Numerical Mathematics includes topics not typically discussed in similar texts at this level, such as a Fourier-based analysis of the trapezoid rule, finite volume methods for the 2D Poisson problem, the Nyström method for approximating the solution of integral equations, and the relatively new FEAST method for targeting clusters of eigenvalues and their eigenvectors. An early emphasis is given to recognizing or deducing orders of convergence in practice, which is essential for assessing algorithm performance and debugging computational software. Numerical experiments complement many of the theorems concerning convergence, illustrating typical behavior of the associated algorithms when the assumptions of the theorems are satisfied and when they are not.
This book is intended for advanced undergraduate and beginning graduate students in mathematics seeking a solid foundation in the theory and practice of scientific computing. Students and researchers in other disciplines who want a fuller understanding of the principles underlying these algorithms will also find it useful.

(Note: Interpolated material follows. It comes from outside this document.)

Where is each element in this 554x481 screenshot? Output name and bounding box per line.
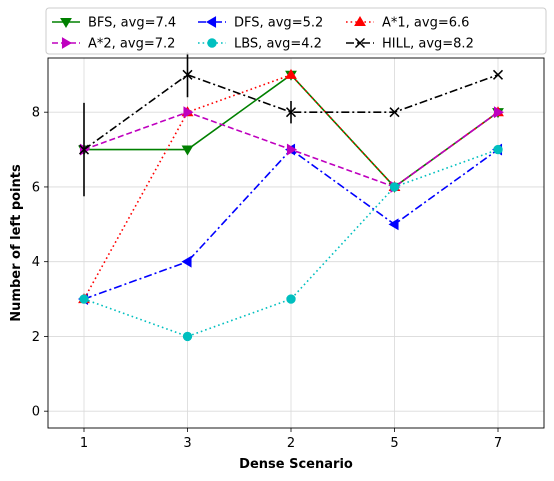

The text is divided into three parts, corresponding to numerical methods for problems in calculus, differential equations, and linear algebra. Each part can be used for a one-term course (quarter or semester), making the book suitable for a two- or three-term sequence in numerical analysis or for largely independent courses on any of the three main topics.

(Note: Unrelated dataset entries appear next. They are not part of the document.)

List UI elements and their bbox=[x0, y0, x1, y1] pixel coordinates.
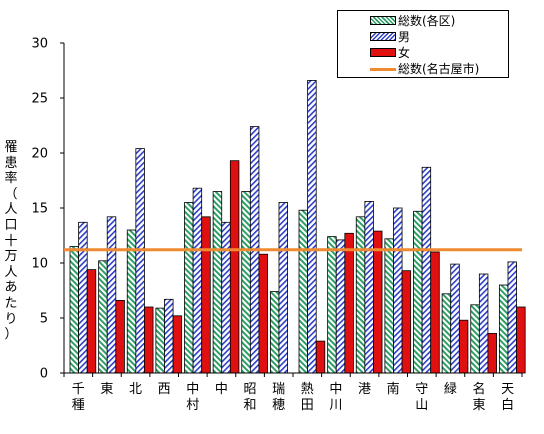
x-tick-label-4: 中村 bbox=[186, 382, 199, 413]
legend-label-total-ward: 総数(各区) bbox=[398, 14, 456, 28]
bar-total-10 bbox=[355, 216, 366, 374]
y-tick-label-5: 5 bbox=[40, 312, 48, 327]
bar-male-14 bbox=[478, 273, 489, 374]
legend-label-male: 男 bbox=[398, 30, 411, 44]
bar-male-11 bbox=[393, 207, 403, 374]
legend-label-nagoya-total: 総数(名古屋市) bbox=[398, 62, 480, 76]
bar-total-9 bbox=[327, 236, 337, 374]
x-tick-label-12: 守山 bbox=[415, 382, 428, 413]
bar-total-2 bbox=[126, 229, 137, 374]
bar-male-8 bbox=[307, 80, 317, 374]
bar-male-5 bbox=[221, 221, 231, 374]
legend-item-total-ward: 総数(各区) bbox=[338, 13, 508, 29]
legend-swatch-male bbox=[370, 32, 396, 41]
x-tick-label-10: 港 bbox=[358, 382, 371, 397]
y-tick-label-25: 25 bbox=[31, 92, 48, 107]
y-tick-label-20: 20 bbox=[31, 147, 48, 162]
bar-female-0 bbox=[86, 269, 97, 374]
x-tick-label-2: 北 bbox=[129, 382, 142, 397]
bar-female-8 bbox=[315, 340, 326, 374]
legend: 総数(各区) 男 女 総数(名古屋市) bbox=[337, 10, 509, 78]
y-tick-label-0: 0 bbox=[40, 367, 48, 382]
legend-swatch-female bbox=[370, 48, 396, 57]
x-tick-label-1: 東 bbox=[100, 381, 113, 397]
bar-female-3 bbox=[172, 315, 183, 374]
bar-male-12 bbox=[421, 166, 432, 374]
bar-total-13 bbox=[441, 293, 452, 374]
legend-item-nagoya-total: 総数(名古屋市) bbox=[338, 61, 508, 77]
bar-total-7 bbox=[269, 291, 280, 374]
bar-total-3 bbox=[155, 307, 165, 374]
bar-female-2 bbox=[144, 306, 154, 374]
x-tick-label-0: 千種 bbox=[72, 382, 85, 413]
bar-male-9 bbox=[335, 239, 346, 374]
bar-male-13 bbox=[450, 263, 460, 374]
x-tick-label-6: 昭和 bbox=[244, 382, 257, 413]
bar-total-6 bbox=[241, 191, 251, 374]
bar-female-12 bbox=[430, 251, 440, 374]
x-tick-label-5: 中 bbox=[215, 382, 228, 397]
bar-total-5 bbox=[212, 191, 223, 374]
bar-total-8 bbox=[298, 209, 309, 374]
x-tick-label-11: 南 bbox=[387, 381, 400, 397]
bar-female-13 bbox=[458, 319, 469, 374]
legend-item-male: 男 bbox=[338, 29, 508, 45]
bar-total-1 bbox=[98, 260, 108, 374]
bar-total-4 bbox=[184, 202, 194, 374]
bar-total-12 bbox=[413, 210, 423, 374]
x-tick-label-8: 熱田 bbox=[301, 382, 314, 413]
legend-item-female: 女 bbox=[338, 45, 508, 61]
y-tick-label-30: 30 bbox=[31, 37, 48, 52]
legend-line-nagoya-total bbox=[370, 68, 396, 71]
x-tick-label-9: 中川 bbox=[329, 382, 342, 413]
bar-total-14 bbox=[470, 304, 480, 374]
x-tick-label-7: 瑞穂 bbox=[272, 382, 285, 413]
legend-swatch-total-ward bbox=[370, 16, 396, 25]
bar-male-10 bbox=[364, 200, 374, 374]
bar-female-14 bbox=[487, 332, 497, 374]
bar-female-15 bbox=[516, 306, 526, 374]
bar-male-3 bbox=[164, 298, 174, 374]
bar-female-4 bbox=[201, 216, 211, 374]
bar-female-5 bbox=[229, 160, 240, 374]
bar-male-2 bbox=[135, 148, 145, 374]
bar-male-7 bbox=[278, 202, 288, 374]
bar-female-6 bbox=[258, 253, 268, 374]
bar-female-10 bbox=[373, 230, 383, 374]
bar-male-4 bbox=[192, 187, 203, 374]
x-tick-label-13: 緑 bbox=[444, 382, 457, 397]
legend-label-female: 女 bbox=[398, 46, 411, 60]
bar-female-9 bbox=[344, 232, 354, 374]
y-tick-label-10: 10 bbox=[31, 257, 48, 272]
bar-total-0 bbox=[69, 246, 80, 374]
bar-male-15 bbox=[507, 261, 517, 374]
x-tick-label-3: 西 bbox=[158, 382, 171, 397]
bar-female-11 bbox=[401, 270, 412, 374]
y-tick-label-15: 15 bbox=[31, 202, 48, 217]
x-tick-label-14: 名東 bbox=[473, 381, 486, 413]
bar-male-1 bbox=[106, 216, 117, 374]
bar-male-0 bbox=[78, 221, 88, 374]
bar-female-1 bbox=[115, 299, 125, 374]
y-axis-label: 罹患率（人口十万人あたり） bbox=[4, 140, 18, 343]
bar-total-11 bbox=[384, 238, 394, 374]
bar-total-15 bbox=[498, 284, 509, 374]
x-tick-label-15: 天白 bbox=[501, 382, 514, 413]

Jeffrey S. Ovall is a Maseeh Professor of Mathematics at Portland State University. He has held postdoctoral positions at the Max Planck Institute for Mathematics in the Sciences in Leipzig, Germany, and at the California Institute of Technology. His research primarily concerns numerical methods for partial differential equations and integral equations, with particular interest in eigenvalue problems, nonstandard discretization techniques, and effective treatment of singular solutions.